Жизнь научила его ценить и беречь свое одиночество.

Кстати, та комната на Мойке, где и впрямь водились, должно быть, тараканы, была местом, где создавались «Алые паруса». Поэт Вс. Рождественский рисует ее так: «Как сейчас вижу его невзрачную, узкую и темноватую комнатенку, с единственным окном во двор. Слева от входа стояла обычная железная кровать с подстилкой из какого-то половичка или вытертого до неузнаваемости коврика, покрытая в качестве одеяла сильно изношенной шинелью. У окна ничем не покрытый кухонный стол, довольно обшарпанное кресло, у противоположной стены обычная для тех времен самодельная „буржуйка“…»

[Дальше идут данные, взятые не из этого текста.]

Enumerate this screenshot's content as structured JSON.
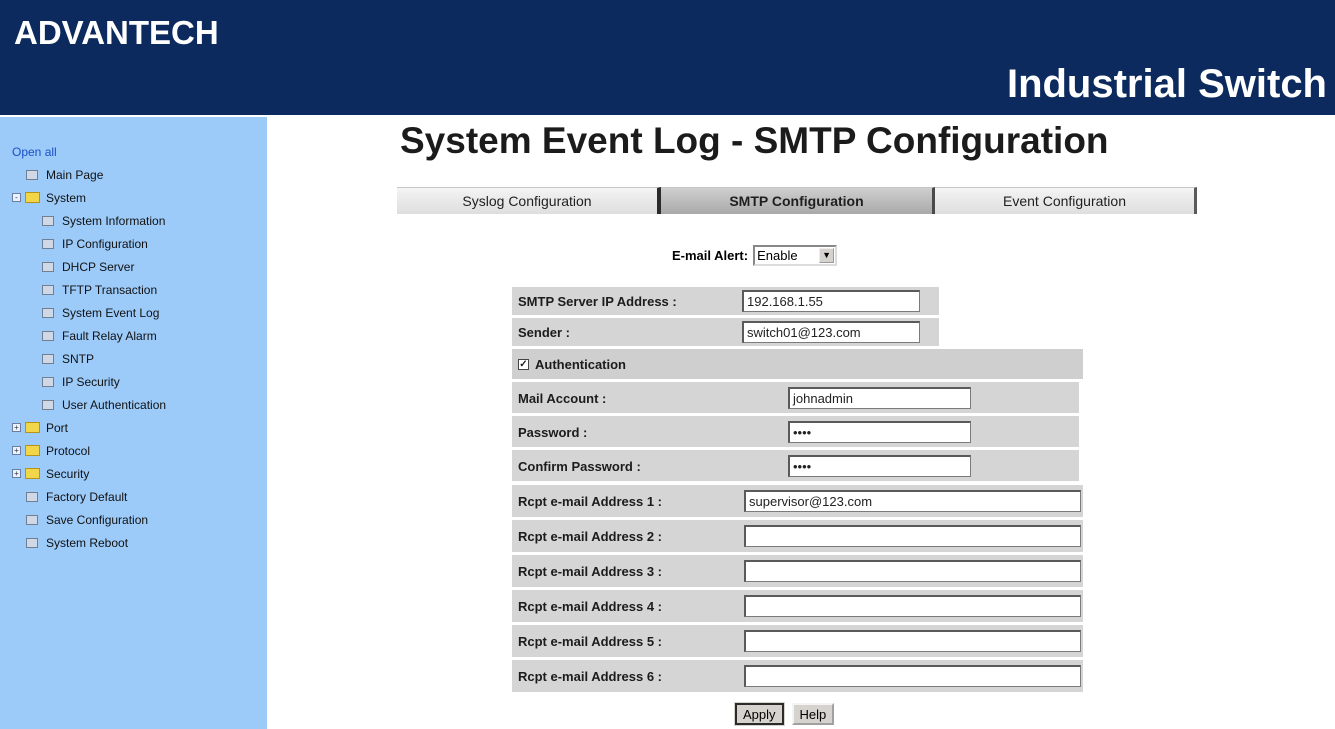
{
  "header": {
    "logo": "ADVANTECH",
    "product": "Industrial Switch"
  },
  "sidebar": {
    "open_all": "Open all",
    "items": [
      {
        "label": "Main Page",
        "level": 1,
        "kind": "doc"
      },
      {
        "label": "System",
        "level": 0,
        "kind": "folder",
        "expander": "-"
      },
      {
        "label": "System Information",
        "level": 2,
        "kind": "doc"
      },
      {
        "label": "IP Configuration",
        "level": 2,
        "kind": "doc"
      },
      {
        "label": "DHCP Server",
        "level": 2,
        "kind": "doc"
      },
      {
        "label": "TFTP Transaction",
        "level": 2,
        "kind": "doc"
      },
      {
        "label": "System Event Log",
        "level": 2,
        "kind": "doc"
      },
      {
        "label": "Fault Relay Alarm",
        "level": 2,
        "kind": "doc"
      },
      {
        "label": "SNTP",
        "level": 2,
        "kind": "doc"
      },
      {
        "label": "IP Security",
        "level": 2,
        "kind": "doc"
      },
      {
        "label": "User Authentication",
        "level": 2,
        "kind": "doc"
      },
      {
        "label": "Port",
        "level": 0,
        "kind": "folder",
        "expander": "+"
      },
      {
        "label": "Protocol",
        "level": 0,
        "kind": "folder",
        "expander": "+"
      },
      {
        "label": "Security",
        "level": 0,
        "kind": "folder",
        "expander": "+"
      },
      {
        "label": "Factory Default",
        "level": 1,
        "kind": "doc"
      },
      {
        "label": "Save Configuration",
        "level": 1,
        "kind": "doc"
      },
      {
        "label": "System Reboot",
        "level": 1,
        "kind": "doc"
      }
    ]
  },
  "page": {
    "title": "System Event Log - SMTP Configuration"
  },
  "tabs": [
    {
      "label": "Syslog Configuration",
      "active": false
    },
    {
      "label": "SMTP Configuration",
      "active": true
    },
    {
      "label": "Event Configuration",
      "active": false
    }
  ],
  "email_alert": {
    "label": "E-mail Alert:",
    "value": "Enable"
  },
  "form": {
    "smtp_server": {
      "label": "SMTP Server IP Address :",
      "value": "192.168.1.55"
    },
    "sender": {
      "label": "Sender :",
      "value": "switch01@123.com"
    },
    "authentication": {
      "label": "Authentication",
      "checked": true
    },
    "mail_account": {
      "label": "Mail Account :",
      "value": "johnadmin"
    },
    "password": {
      "label": "Password :",
      "value": "••••"
    },
    "confirm_password": {
      "label": "Confirm Password :",
      "value": "••••"
    },
    "recipients": [
      {
        "label": "Rcpt e-mail Address 1 :",
        "value": "supervisor@123.com"
      },
      {
        "label": "Rcpt e-mail Address 2 :",
        "value": ""
      },
      {
        "label": "Rcpt e-mail Address 3 :",
        "value": ""
      },
      {
        "label": "Rcpt e-mail Address 4 :",
        "value": ""
      },
      {
        "label": "Rcpt e-mail Address 5 :",
        "value": ""
      },
      {
        "label": "Rcpt e-mail Address 6 :",
        "value": ""
      }
    ]
  },
  "buttons": {
    "apply": "Apply",
    "help": "Help"
  },
  "colors": {
    "header_bg": "#0c2a5e",
    "sidebar_bg": "#9ccbfa",
    "form_bg": "#d5d5d5"
  }
}
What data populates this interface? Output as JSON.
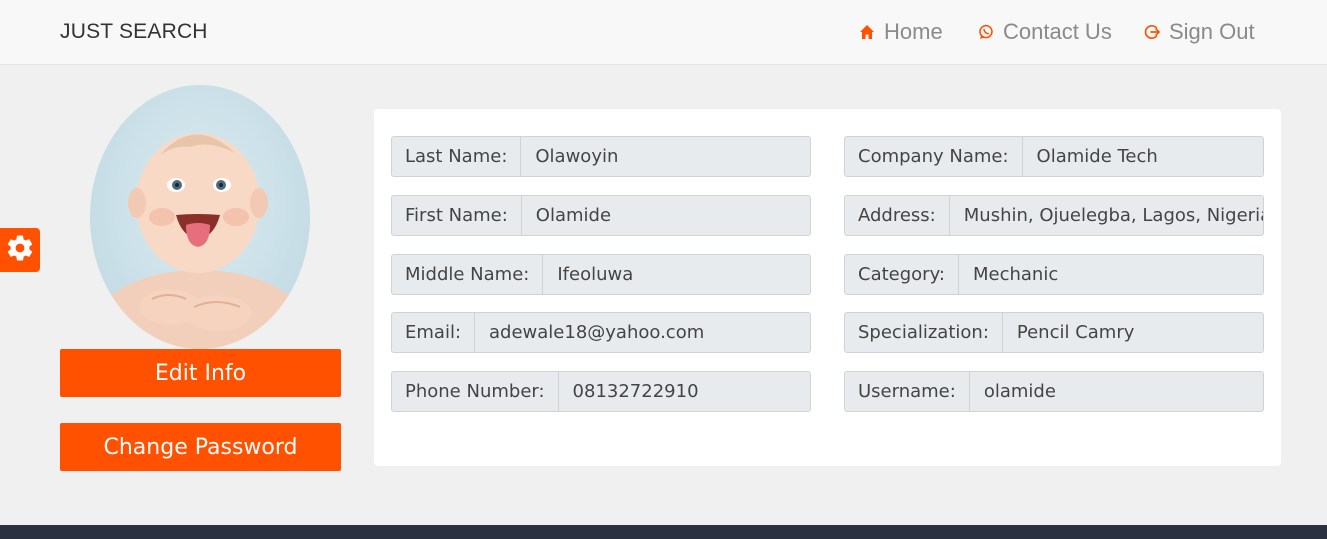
{
  "nav": {
    "brand": "JUST SEARCH",
    "links": [
      {
        "label": "Home",
        "icon": "home-icon"
      },
      {
        "label": "Contact Us",
        "icon": "whatsapp-icon"
      },
      {
        "label": "Sign Out",
        "icon": "sign-out-icon"
      }
    ]
  },
  "colors": {
    "accent": "#ff5100",
    "footer": "#2a3140"
  },
  "sidebar": {
    "edit_label": "Edit Info",
    "password_label": "Change Password",
    "settings_icon": "gear-icon"
  },
  "profile": {
    "left": [
      {
        "label": "Last Name:",
        "value": "Olawoyin"
      },
      {
        "label": "First Name:",
        "value": "Olamide"
      },
      {
        "label": "Middle Name:",
        "value": "Ifeoluwa"
      },
      {
        "label": "Email:",
        "value": "adewale18@yahoo.com"
      },
      {
        "label": "Phone Number:",
        "value": "08132722910"
      }
    ],
    "right": [
      {
        "label": "Company Name:",
        "value": "Olamide Tech"
      },
      {
        "label": "Address:",
        "value": "Mushin, Ojuelegba, Lagos, Nigeria"
      },
      {
        "label": "Category:",
        "value": " Mechanic"
      },
      {
        "label": "Specialization:",
        "value": "Pencil Camry"
      },
      {
        "label": "Username:",
        "value": "olamide"
      }
    ]
  }
}
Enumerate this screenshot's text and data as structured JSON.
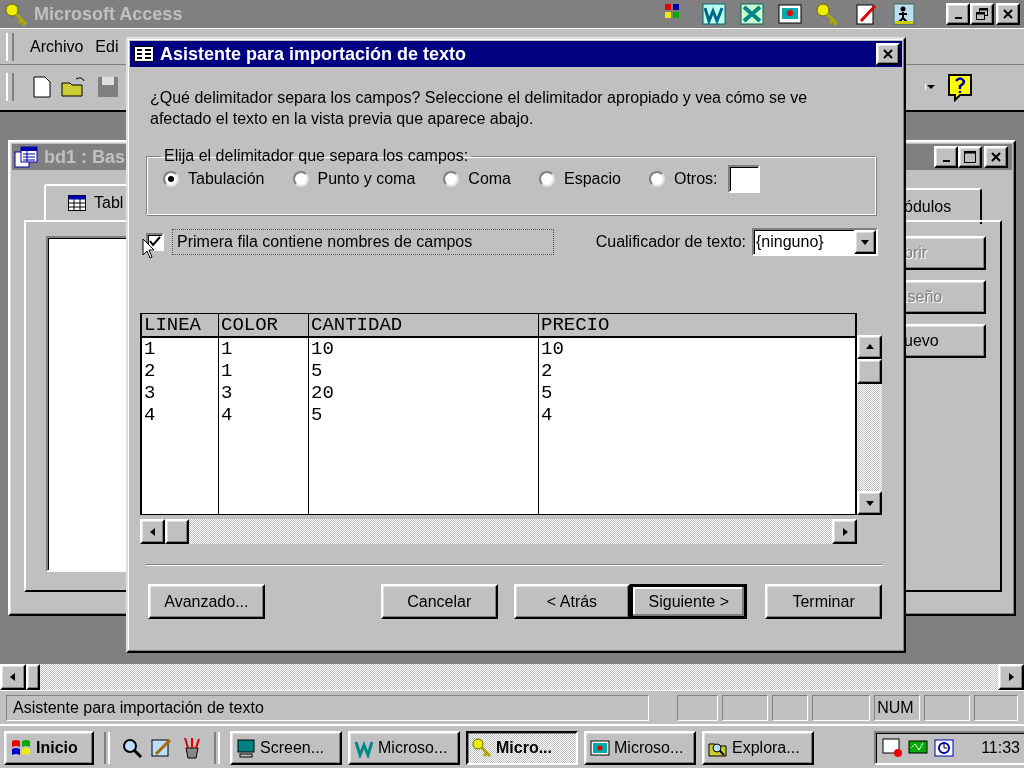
{
  "app_window": {
    "title": "Microsoft Access"
  },
  "menu_bar": [
    "Archivo",
    "Edi"
  ],
  "db_window": {
    "title": "bd1 : Bas",
    "tabs": [
      "Tabl",
      "ódulos"
    ],
    "buttons": [
      {
        "label": "brir",
        "disabled": true
      },
      {
        "label": "iseño",
        "disabled": true
      },
      {
        "label": "uevo",
        "disabled": false
      }
    ]
  },
  "dialog": {
    "title": "Asistente para importación de texto",
    "instructions": "¿Qué delimitador separa los campos? Seleccione el delimitador apropiado y vea cómo se ve afectado el texto en la vista previa que aparece abajo.",
    "delimiter_group": {
      "label": "Elija el delimitador que separa los campos:",
      "options": [
        {
          "label": "Tabulación",
          "selected": true
        },
        {
          "label": "Punto y coma",
          "selected": false
        },
        {
          "label": "Coma",
          "selected": false
        },
        {
          "label": "Espacio",
          "selected": false
        },
        {
          "label": "Otros:",
          "selected": false
        }
      ]
    },
    "first_row_checkbox": {
      "label": "Primera fila contiene nombres de campos",
      "checked": true
    },
    "qualifier": {
      "label": "Cualificador de texto:",
      "value": "{ninguno}"
    },
    "preview": {
      "columns": [
        "LINEA",
        "COLOR",
        "CANTIDAD",
        "PRECIO"
      ],
      "rows": [
        [
          "1",
          "1",
          "10",
          "10"
        ],
        [
          "2",
          "1",
          "5",
          "2"
        ],
        [
          "3",
          "3",
          "20",
          "5"
        ],
        [
          "4",
          "4",
          "5",
          "4"
        ]
      ]
    },
    "buttons": [
      {
        "label": "Avanzado...",
        "default": false
      },
      {
        "label": "Cancelar",
        "default": false
      },
      {
        "label": "< Atrás",
        "default": false
      },
      {
        "label": "Siguiente >",
        "default": true
      },
      {
        "label": "Terminar",
        "default": false
      }
    ]
  },
  "status_bar": {
    "text": "Asistente para importación de texto",
    "indicators": [
      "NUM"
    ]
  },
  "taskbar": {
    "start": "Inicio",
    "tasks": [
      {
        "label": "Screen...",
        "selected": false
      },
      {
        "label": "Microso...",
        "selected": false
      },
      {
        "label": "Micro...",
        "selected": true
      },
      {
        "label": "Microso...",
        "selected": false
      },
      {
        "label": "Explora...",
        "selected": false
      }
    ],
    "clock": "11:33"
  }
}
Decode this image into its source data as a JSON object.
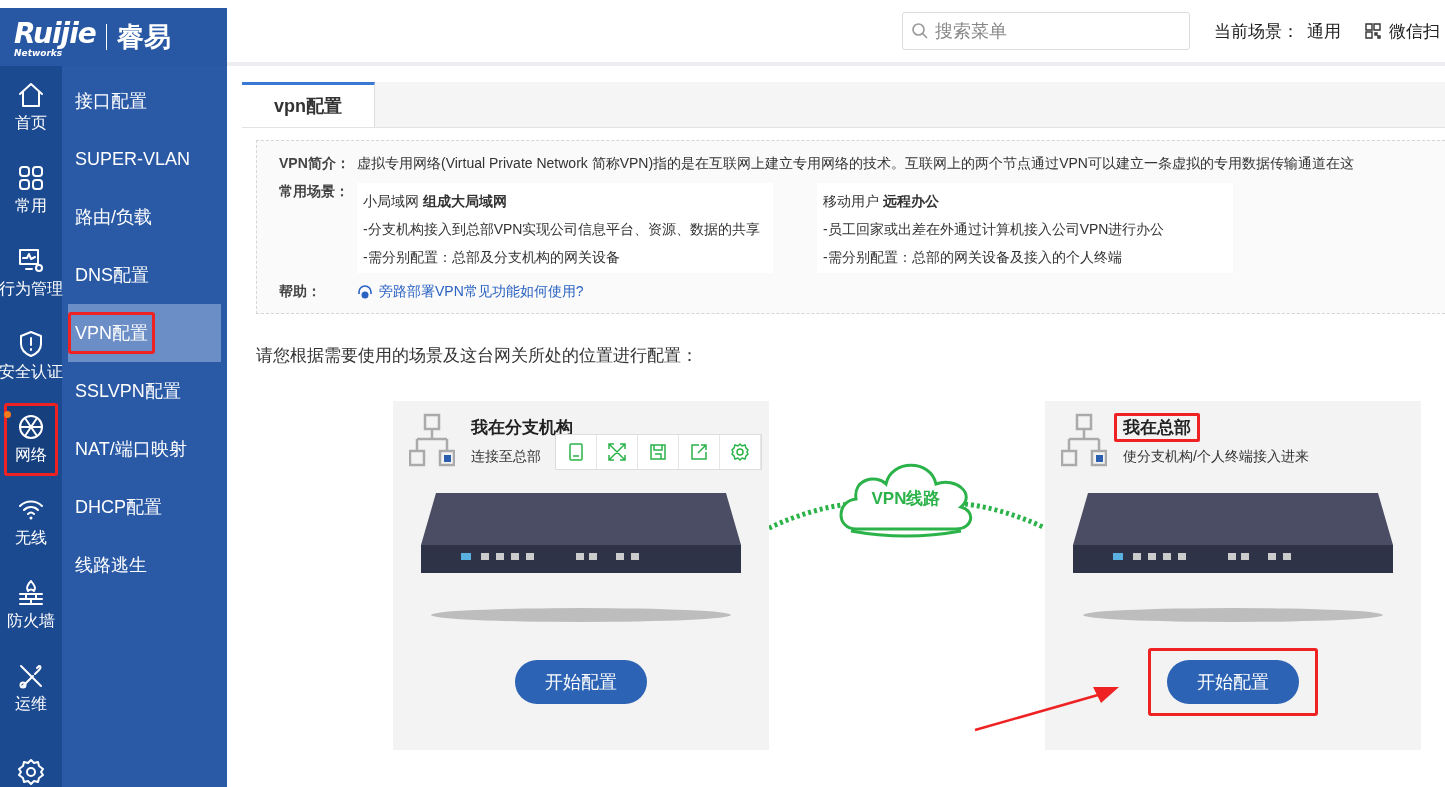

Литераторы бедствовали. Не один Грин голодал и мерз у «буржуйки» и добывал для нее топливо — конторские книги — в комнатах и коридорах разграбленного банка (эти пустынные, шелестящие мертвой бумагой лабиринты стали местом действия жуткого, как кошмарный сон, «Крысолова»).

Казалось бы, писатель, принимавший столь деятельное участие в ниспровержении царского режима, да потом еще успевший послужить в Красной армии связным, был вправе рассчитывать на кое-какие привилегии. Но когда ему предложили похлопотать о них, Грин твердо отказался.

Нет, бессребреником он не был. Да и не пристала эта пресная добродетель бывшему золотоискателю. Деньги и комфорт он ценил в той мере, в какой они обеспечивают свободу и охраняют достоинство. Но требовать себе льгот как революционеру не пожелал.

Потому ли, что не так уж весело было вспоминать севастопольского солдата, который, наслушавшись страстных речей молодого эсера, швырнул наземь фуражку с отчаянным вскриком: «Эх, пропадай родители и жена, пропадай дети! Жизнь отдам!»? Прямого ответа на этот вопрос нет. То, что мы обычно разумеем под покаянием, на российской почве невольно ассоциируется с раскольниковским коленопреклонением на площади. Для Грина такое немыслимо. А вот рассказ «Огонь и вода» о ссыльном революционере, который сходит с ума, узнав, что без него «пропали» жена и ребенок, у него есть. Есть и другой, «Она», — о человеке, напрасно и одержимо ищущем по свету любимую, потерянную среди превратностей политической борьбы. Рассказы пронизаны нестерпимой болью, их героям, утратившим главное, что освещало и согревало жизнь, больше нет дела до политики. Таков ответ художника тому солдату, но главное, юному пламенному искусителю-пропагандисту — себе прежнему.

Впрочем, если на то пошло, примечательнее другое. Отсутствие в прозе Грина хотя бы намека на так называемый классовый подход. В иных ранних рассказах при желании еще можно найти что-то похожее, но к двадцатым годам, когда создавались самые значительные гриновские произведения, писатель полностью освободился от этой наихарактернейшей приметы эпохи.

Только подумайте: освободился именно тогда, когда кругом все буквально помешались на борьбе классов. Относиться к чему бы то ни было, от исторического события до судьбы и характера отдельной личности, иначе, чем с классовой позиции, считалось признаком скудоумия и душевной слабости, узости, даже пошлости. Люди, в том числе умные и даровитые, распаляли в себе классовую ненависть, растили и изощряли пролетарское чутье, добровольно корежили, рвали по живому собственные души. Только бы избавиться от всего, что мешает быть «в советской стороне… самым яростным попутчиком», если уж не получится «горланом» и «главарем».

Один из выдающихся поэтов той поры, говоря о другом, тоже большом поэте, восклицал в болезненном экстазе, что любуется этим богатырем, беспощадно ломающим детские хребты идей, еще хотящих жить. Жуткие слова. Но, заметьте, и гениальные. Велимир Хлебников (это был он), в отличие от многих современников, чувствует, что идеи гуманности, христианской культуры гибнут не от дряхлости, а именно как дети, не успевшие окрепнуть, чтобы противостоять революционному насилию. Теперь мы называем его злом, зная, как все обернулось. Но внеклассовые категории добра и зла считались тогда отмененными. Сметенными очистительной бурей, народной стихией, которой эти люди жаждали отдаться всем сердцем. И презирали тех, кто не способен поступить так, а значит, обречен бесславно сгинуть вместе со старым миром.